Docs fail to notify TB cases, put many at infection risk: Survey
With more than seven out of 10 private doctors in the city keeping their patient's tuberculosis status a secret, public health authorities feel the medical fraternity is putting the community at a greater risk for the infectious disease.
In 2012, the Government of India declared tuberculosis as a notifiable disease and doctors in the city have to report new cases to the health department officials of the Greater Chennai Corporation. But a survey of 190 private practitioners in the city by the National Institute for Research in Tuberculosis showed that while nearly 80% of the doctors referred patients to the government service, only 33% of them reported that their patients had tuberculosis."There is no way to check if these patients went to the government hospitals for treatment. Some of them could have been lost and they could spread the infection to others," said Dr Beena Elizabeth Thomas.
More than half the doctors said they did not report the disease because they did not have the time and a quarter of them said they feared it would breach confidentiality.
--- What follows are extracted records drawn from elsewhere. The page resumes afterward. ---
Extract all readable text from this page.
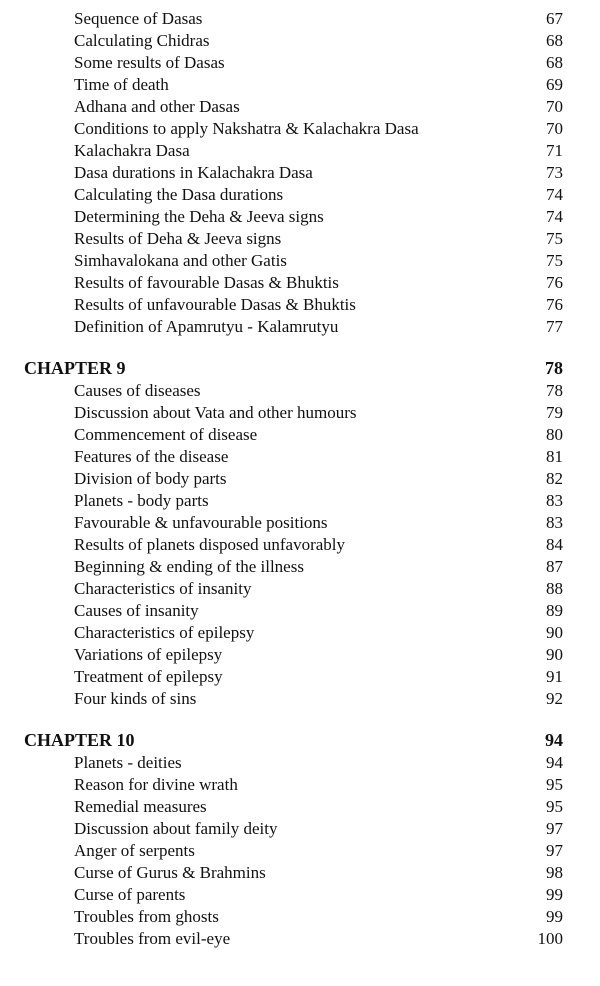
Sequence of Dasas	67
Calculating Chidras	68
Some results of Dasas	68
Time of death	69
Adhana and other Dasas	70
Conditions to apply Nakshatra & Kalachakra Dasa	70
Kalachakra Dasa	71
Dasa durations in Kalachakra Dasa	73
Calculating the Dasa durations	74
Determining the Deha & Jeeva signs	74
Results of Deha & Jeeva signs	75
Simhavalokana and other Gatis	75
Results of favourable Dasas & Bhuktis	76
Results of unfavourable Dasas & Bhuktis	76
Definition of Apamrutyu - Kalamrutyu	77
CHAPTER 9	78
Causes of diseases	78
Discussion about Vata and other humours	79
Commencement of disease	80
Features of the disease	81
Division of body parts	82
Planets - body parts	83
Favourable & unfavourable positions	83
Results of planets disposed unfavorably	84
Beginning & ending of the illness	87
Characteristics of insanity	88
Causes of insanity	89
Characteristics of epilepsy	90
Variations of epilepsy	90
Treatment of epilepsy	91
Four kinds of sins	92
CHAPTER 10	94
Planets - deities	94
Reason for divine wrath	95
Remedial measures	95
Discussion about family deity	97
Anger of serpents	97
Curse of Gurus & Brahmins	98
Curse of parents	99
Troubles from ghosts	99
Troubles from evil-eye	100
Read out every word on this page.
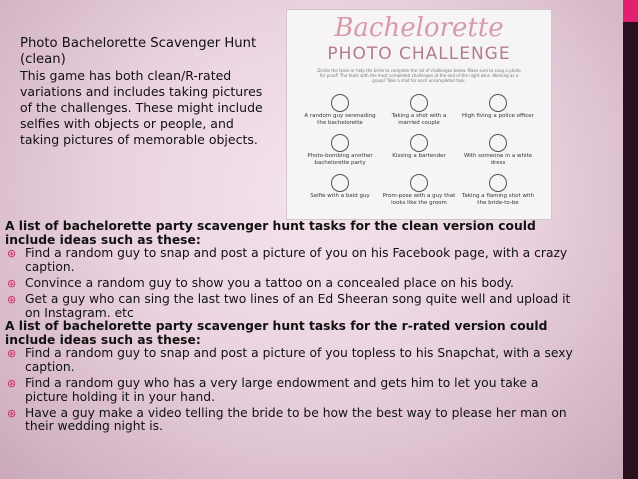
Photo Bachelorette Scavenger Hunt (clean)
This game has both clean/R-rated variations and includes taking pictures of the challenges. These might include selfies with objects or people, and taking pictures of memorable objects.
Bachelorette
PHOTO CHALLENGE
Divide the team or help the bride to complete the list of challenges below. Make sure to snap a photo for proof! The team with the most completed challenges at the end of the night wins. Working as a group? Take a shot for each uncompleted task.
A random guy serenading the bachelorette
Taking a shot with a married couple
High fiving a police officer
Photo-bombing another bachelorette party
Kissing a bartender	With someone in a white dress
Selfie with a bald guy	Prom-pose with a guy that looks like the groom
Taking a flaming shot with the bride-to-be
A list of bachelorette party scavenger hunt tasks for the clean version could include ideas such as these:
⊛ Find a random guy to snap and post a picture of you on his Facebook page, with a crazy caption.
⊛ Convince a random guy to show you a tattoo on a concealed place on his body.
⊛ Get a guy who can sing the last two lines of an Ed Sheeran song quite well and upload it on Instagram. etc
A list of bachelorette party scavenger hunt tasks for the r-rated version could include ideas such as these:
⊛ Find a random guy to snap and post a picture of you topless to his Snapchat, with a sexy caption.
⊛ Find a random guy who has a very large endowment and gets him to let you take a picture holding it in your hand.
⊛ Have a guy make a video telling the bride to be how the best way to please her man on their wedding night is.
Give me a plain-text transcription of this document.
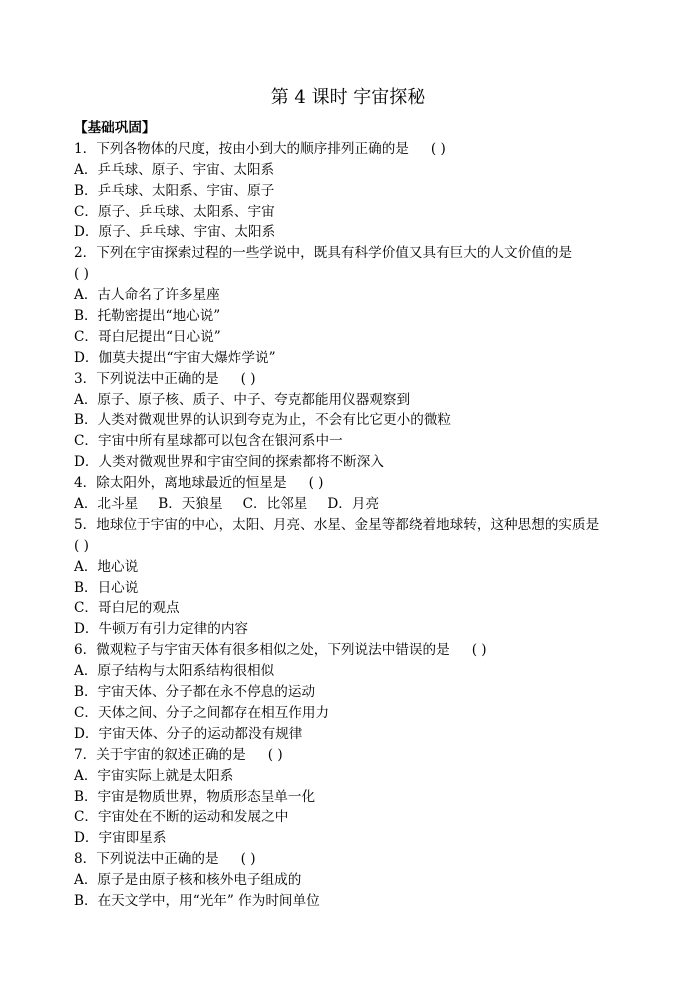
第 4 课时 宇宙探秘
【基础巩固】
1．下列各物体的尺度，按由小到大的顺序排列正确的是 ( )
A．乒乓球、原子、宇宙、太阳系
B．乒乓球、太阳系、宇宙、原子
C．原子、乒乓球、太阳系、宇宙
D．原子、乒乓球、宇宙、太阳系
2．下列在宇宙探索过程的一些学说中，既具有科学价值又具有巨大的人文价值的是
( )
A．古人命名了许多星座
B．托勒密提出“地心说”
C．哥白尼提出“日心说”
D．伽莫夫提出“宇宙大爆炸学说”
3．下列说法中正确的是 ( )
A．原子、原子核、质子、中子、夸克都能用仪器观察到
B．人类对微观世界的认识到夸克为止，不会有比它更小的微粒
C．宇宙中所有星球都可以包含在银河系中一
D．人类对微观世界和宇宙空间的探索都将不断深入
4．除太阳外，离地球最近的恒星是 ( )
A．北斗星 B．天狼星 C．比邻星 D．月亮
5．地球位于宇宙的中心，太阳、月亮、水星、金星等都绕着地球转，这种思想的实质是
( )
A．地心说
B．日心说
C．哥白尼的观点
D．牛顿万有引力定律的内容
6．微观粒子与宇宙天体有很多相似之处，下列说法中错误的是 ( )
A．原子结构与太阳系结构很相似
B．宇宙天体、分子都在永不停息的运动
C．天体之间、分子之间都存在相互作用力
D．宇宙天体、分子的运动都没有规律
7．关于宇宙的叙述正确的是 ( )
A．宇宙实际上就是太阳系
B．宇宙是物质世界，物质形态呈单一化
C．宇宙处在不断的运动和发展之中
D．宇宙即星系
8．下列说法中正确的是 ( )
A．原子是由原子核和核外电子组成的
B．在天文学中，用“光年” 作为时间单位
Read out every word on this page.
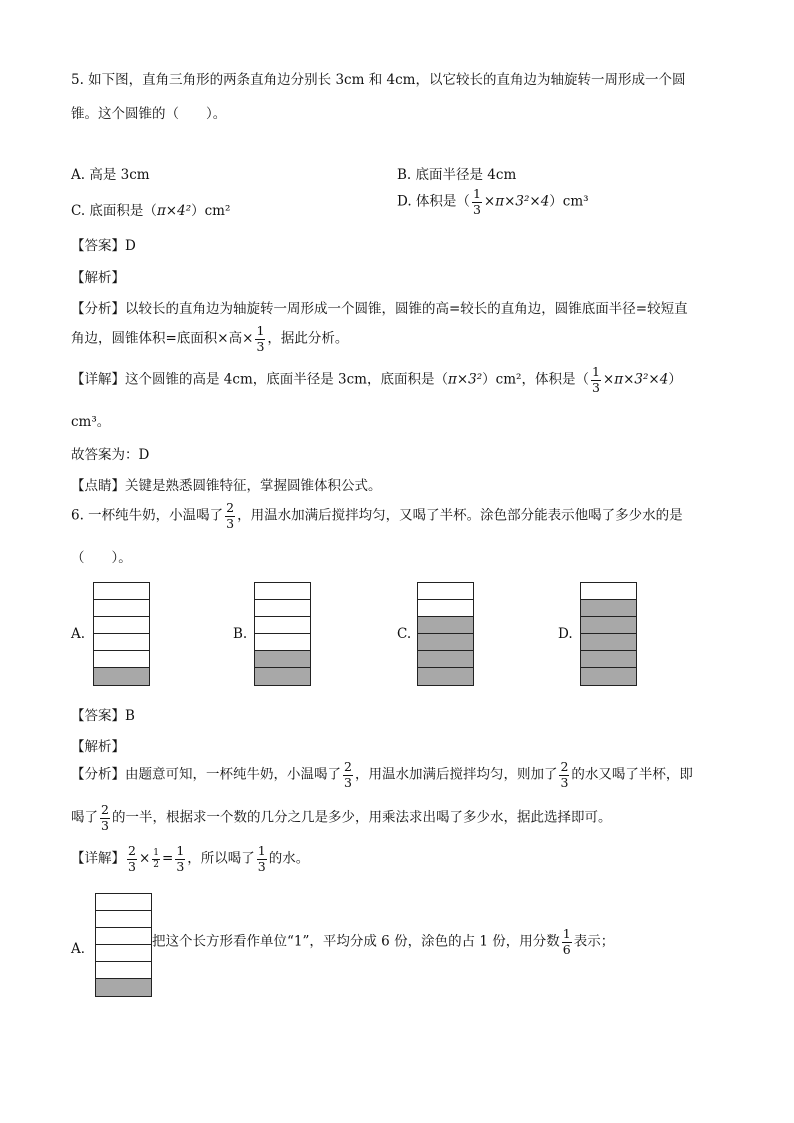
5. 如下图，直角三角形的两条直角边分别长 3cm 和 4cm，以它较长的直角边为轴旋转一周形成一个圆
锥。这个圆锥的（　　）。
A. 高是 3cm	B. 底面半径是 4cm
C. 底面积是（π×4²）cm²
D. 体积是（ $\frac{1}{3} \times\pi\times 3^2\times 4)cm^3$
【答案】D
【解析】
【分析】以较长的直角边为轴旋转一周形成一个圆锥，圆锥的高=较长的直角边，圆锥底面半径=较短直
角边，圆锥体积=底面积×高× $\frac{1}{3}$ ，据此分析。
【详解】这个圆锥的高是 4cm，底面半径是 3cm，底面积是（π×3²）cm²，体积是（ $\frac{1}{3} \times\pi\times 3^2\times 4$）
cm³。
故答案为：D
【点睛】关键是熟悉圆锥特征，掌握圆锥体积公式。
6. 一杯纯牛奶，小温喝了 $\frac{2}{3}$ ，用温水加满后搅拌均匀，又喝了半杯。涂色部分能表示他喝了多少水的是
（　　）。
A.	B.	C.	D.
【答案】B
【解析】
【分析】由题意可知，一杯纯牛奶，小温喝了 $\frac{2}{3}$ ，用温水加满后搅拌均匀，则加了 $\frac{2}{3}$ 的水又喝了半杯，即
喝了 $\frac{2}{3}$ 的一半，根据求一个数的几分之几是多少，用乘法求出喝了多少水，据此选择即可。
【详解】 $\frac{2}{3} \times \frac{1}{2} = \frac{1}{3}$ ，所以喝了 $\frac{1}{3}$ 的水。
A．	把这个长方形看作单位“1”，平均分成 6 份，涂色的占 1 份，用分数 $\frac{1}{6}$ 表示；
Some doctors also feared they would be offending their patients "That's not true," said Dr Selva Vinayagam, who heads the department of community medicine at Madras Medical College. "When it comes to public health issues, individual rights are overridden by community rights. It is important to prevent outbreaks by keeping those infected under quarantine. Notification will help public health authorities the chance to do this," he said.
The highly infectious disease is transmitted through air and usually affects the lungs, but can also affect other parts of the body, including spine, brain and kidneys. People with tuberculosis are given a cocktail of antibiotics known as first-line drugs for up to nine months.
Although treatment is available free of cost in most government hospitals under the revised national tuberculosis programme through directly observed treatment, many people skip treatment leading to resistance. Statistics show that at least one in 25 TB patients belongs to a class called XDR-TB, a short form of extremely drug resistant tuberculosis. These patients do not get cured even with the second line of drugs and about one in five patients is a threat of this treatment failing.